BLUEFIN tuna carrying radioactive contamination leaked from Japan’s crippled Fukushima nuclear plant have been discovered 6000 miles away in the US – the first time a huge migrating fish has been shown to carry radioactivity such a distance.

According to a report on Huffingtonpost.com researchers have been taken aback by these findings.

“We were frankly kind of startled,” Nicholas Fisher, one of the researchers reporting the findings online in the Proceedings of the National Academy of Sciences, Huffingtonpost.com reported.

The levels of radioactive cesium were reportedly 10 times higher than the amount measured in tuna off the California coast in previous years – still far below safe-to-eat limits set by the US. and Japanese governments.

Previously, smaller fish and plankton were found with elevated levels of radiation in Japanese waters after a magnitude-9 earthquake in March 2011 triggered a tsunami that badly damaged the Fukushima Dai-ichi reactors.

But scientists did not expect the nuclear fallout to linger in large pelagic fish because they can metabolise and shed radioactive substances.

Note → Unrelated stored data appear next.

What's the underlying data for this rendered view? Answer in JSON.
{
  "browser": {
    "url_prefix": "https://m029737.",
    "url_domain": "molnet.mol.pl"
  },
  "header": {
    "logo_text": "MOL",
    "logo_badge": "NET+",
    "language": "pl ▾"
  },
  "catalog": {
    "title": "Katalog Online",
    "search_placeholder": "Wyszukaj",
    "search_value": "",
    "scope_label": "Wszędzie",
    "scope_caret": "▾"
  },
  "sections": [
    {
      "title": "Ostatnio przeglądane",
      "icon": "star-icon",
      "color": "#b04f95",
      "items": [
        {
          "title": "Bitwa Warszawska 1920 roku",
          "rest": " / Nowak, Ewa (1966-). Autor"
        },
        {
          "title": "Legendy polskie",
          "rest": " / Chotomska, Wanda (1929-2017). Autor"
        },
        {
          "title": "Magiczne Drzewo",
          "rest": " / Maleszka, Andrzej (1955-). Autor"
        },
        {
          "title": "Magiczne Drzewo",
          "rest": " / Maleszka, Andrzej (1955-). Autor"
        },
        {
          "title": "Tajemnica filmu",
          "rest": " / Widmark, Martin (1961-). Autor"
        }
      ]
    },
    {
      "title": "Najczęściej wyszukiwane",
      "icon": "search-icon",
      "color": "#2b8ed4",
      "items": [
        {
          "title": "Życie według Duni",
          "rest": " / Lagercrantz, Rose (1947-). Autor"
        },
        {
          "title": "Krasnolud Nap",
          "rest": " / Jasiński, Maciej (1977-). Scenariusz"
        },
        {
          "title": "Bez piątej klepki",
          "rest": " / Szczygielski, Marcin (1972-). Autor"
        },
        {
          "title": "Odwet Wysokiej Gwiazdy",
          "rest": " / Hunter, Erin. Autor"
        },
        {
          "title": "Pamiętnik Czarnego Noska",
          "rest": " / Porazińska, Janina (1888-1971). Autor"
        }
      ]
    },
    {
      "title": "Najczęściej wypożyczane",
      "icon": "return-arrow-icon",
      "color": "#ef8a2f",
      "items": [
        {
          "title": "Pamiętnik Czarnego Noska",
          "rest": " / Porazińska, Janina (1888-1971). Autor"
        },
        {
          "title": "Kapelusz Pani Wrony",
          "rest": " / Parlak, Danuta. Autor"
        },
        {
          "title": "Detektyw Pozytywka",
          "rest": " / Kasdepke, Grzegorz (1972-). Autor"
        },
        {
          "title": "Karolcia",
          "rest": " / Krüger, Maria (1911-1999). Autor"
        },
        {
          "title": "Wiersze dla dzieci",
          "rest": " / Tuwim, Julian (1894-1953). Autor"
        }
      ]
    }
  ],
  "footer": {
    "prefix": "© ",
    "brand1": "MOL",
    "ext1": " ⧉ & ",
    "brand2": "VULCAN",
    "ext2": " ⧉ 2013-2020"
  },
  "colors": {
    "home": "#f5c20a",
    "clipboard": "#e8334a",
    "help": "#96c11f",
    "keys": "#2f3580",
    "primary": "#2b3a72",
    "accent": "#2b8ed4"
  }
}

Pacific bluefin tuna can grow to 10 feet and weigh more than 1,000 pounds. They spawn off the Japan coast and swim east at breakneck speed to school in waters off California and the tip of Baja California, Mexico.

Five months after the Fukushima disaster, Fisher of Stony Brook University in New York and a team tested Pacific bluefin caught off the coast of San Diego. To their surprise, tissue samples from all 15 tuna captured contained levels of two radioactive substances – ceisum-134 and cesium-137 – that were higher than in previous catches.

To rule out the possibility that the radiation was carried by ocean currents or deposited in the sea through the atmosphere, the team also analysed yellowfin tuna, found in the eastern Pacific, and bluefin that migrated to Southern California before the nuclear crisis. They found no trace of cesium-134 and only background levels of cesium-137 left over from nuclear weapons testing in the 1960s.

The results “are unequivocal. Fukushima was the source,” said Ken Buesseler of the Woods Hole Oceanographic Institution, who had no role in the research.

Bluefin tuna absorbed radioactive cesium from swimming in contaminated waters and feeding on contaminated prey such as krill and squid, the scientists said. As the predators made the journey east, they shed some of the radiation through metabolism and as they grew larger.

Now that scientists know that bluefin tuna can transport radiation, they also want to track the movements of other migratory species including sea turtles, sharks and seabirds.